As costs increase, port problems persist
ANCHORAGE – It’s a mega-sized boondoggle that could affect the price of almost everything you buy in Alaska.
The Port of Anchorage expansion project began more than a decade ago. Since then, the cost to taxpayers has more than quadrupled. Much of the work already done must be replaced. Right now, work is at a standstill, but with every day that goes by, costs increase.
The port — the place that takes in almost everything Alaskans eat and use on a daily basis — continues to rust with age and worry the people who work there.
Katrina Anderson grew up on the water of Cook Inlet. Today, she cruises the water as a tugboat captain.
“We’re really small, but we’re all the guts and power and glory,” she said.

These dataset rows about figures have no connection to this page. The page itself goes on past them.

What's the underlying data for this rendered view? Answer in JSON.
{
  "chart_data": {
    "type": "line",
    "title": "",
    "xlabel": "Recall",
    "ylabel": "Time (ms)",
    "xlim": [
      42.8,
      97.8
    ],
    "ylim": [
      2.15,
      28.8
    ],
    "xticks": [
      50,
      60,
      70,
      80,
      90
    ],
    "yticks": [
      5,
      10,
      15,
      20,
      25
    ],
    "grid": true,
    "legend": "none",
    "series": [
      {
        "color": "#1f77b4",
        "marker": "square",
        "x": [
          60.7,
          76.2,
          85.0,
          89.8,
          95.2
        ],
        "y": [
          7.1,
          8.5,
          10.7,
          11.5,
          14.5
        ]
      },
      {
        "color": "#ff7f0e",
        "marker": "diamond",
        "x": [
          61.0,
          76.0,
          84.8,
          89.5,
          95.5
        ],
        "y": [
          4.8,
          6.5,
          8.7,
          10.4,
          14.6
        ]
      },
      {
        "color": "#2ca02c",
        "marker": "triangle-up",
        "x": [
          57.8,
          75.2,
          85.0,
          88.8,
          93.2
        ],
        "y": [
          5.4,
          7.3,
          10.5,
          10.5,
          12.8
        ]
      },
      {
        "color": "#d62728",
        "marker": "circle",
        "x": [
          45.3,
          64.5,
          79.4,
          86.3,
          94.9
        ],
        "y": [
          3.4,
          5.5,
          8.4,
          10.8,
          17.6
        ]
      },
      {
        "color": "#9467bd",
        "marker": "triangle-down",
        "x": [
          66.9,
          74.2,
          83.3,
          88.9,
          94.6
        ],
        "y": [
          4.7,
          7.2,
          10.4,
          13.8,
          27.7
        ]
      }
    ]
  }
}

She said chances are whatever food you buy at the grocery store started its journey at the port.
Ninety percent of the things you buy on a daily basis get here by boat. But the place they come in is old, rusting and in disrepair. Fifty-three years of wear and tear are taking their toll on the port complex.
“The Port of Anchorage has kind of lived its life span, it’s in need of repair,” Anderson said. “The old part of the dock definitely needs to be replaced.”
Twelve years ago, the Municipality of Anchorage started with a simple plan: Replace the old parts with new parts.
The price tag? $85 million.
But that simple remodel took a wild turn when former Alaska Gov. Bill Sheffield took the wheel. Sheffield’s grand plan would be the biggest public works project in state history.
His scheme started with building 135 acres of land out into Cook Inlet, more than tripling the size of the current port.
Sheffield claimed the expansion would bring billions of dollars in new business into Alaska; adding room for shippers, the military, Coast Guard and cruise ships.
The plan for economic growth would cost $146 million dollars and provide more jobs, money and tourism.
“Build it and they will come,” said Cook Inletkeeper Bob Shavelson. “You wave your wand over it, you have these prospects, there’s going to be all these jobs and increased revenues … lot of people get starry-eyed and they get lost.”
Shavelson said he’s been speaking out against the grand expansion plan for years. The problem was, nobody would listen.
“We did everything we could to elevate what we considered were relevant facts and science, and those just got brushed under the rug and politics took over ,” he said.
Shavelson said what happened at the port is a glaring example of government wasting taxpayer money, and some municipal officials couldn’t agree more.
“It’s some of the things that make taxpayers shake their head and say, ‘There’s government at work,’ and it’s in a negative connotation,” said Anchorage Assemblyman Paul Honeman.
Taxpayers should be angry, Honeman said. He said the grand idea pitched by port officials is a flop.
“It didn’t happen and as a result we got a boondoggle,” he said.
Twelve years after it began, the port expansion project is just 30 percent complete. Meanwhile, more than $300 million has been dumped into construction.
A construction and engineering firm was recently brought in to find out what went wrong, and called the expansion work “majorly defective,” “deficient” and “not up to standards.”
So what happened, and who is at fault?
“I don’t think there’s anything wrong,” Sheffield said. “You gotta have a contractor that can install it properly.”
Is it the United States Maritime Administration — the federal agency leading the project — or perhaps PNC Engineering and their design?
For people like Anderson, who make their livelihood on the water at the port, blame is a touchy topic.
Anderson said all she wants is for Alaska’s most important man-made resource to be safe and durable.
“Whatever means that has to take,” she said. “It’s just really important for the infrastructure of Alaska that we maintain our lifeline.”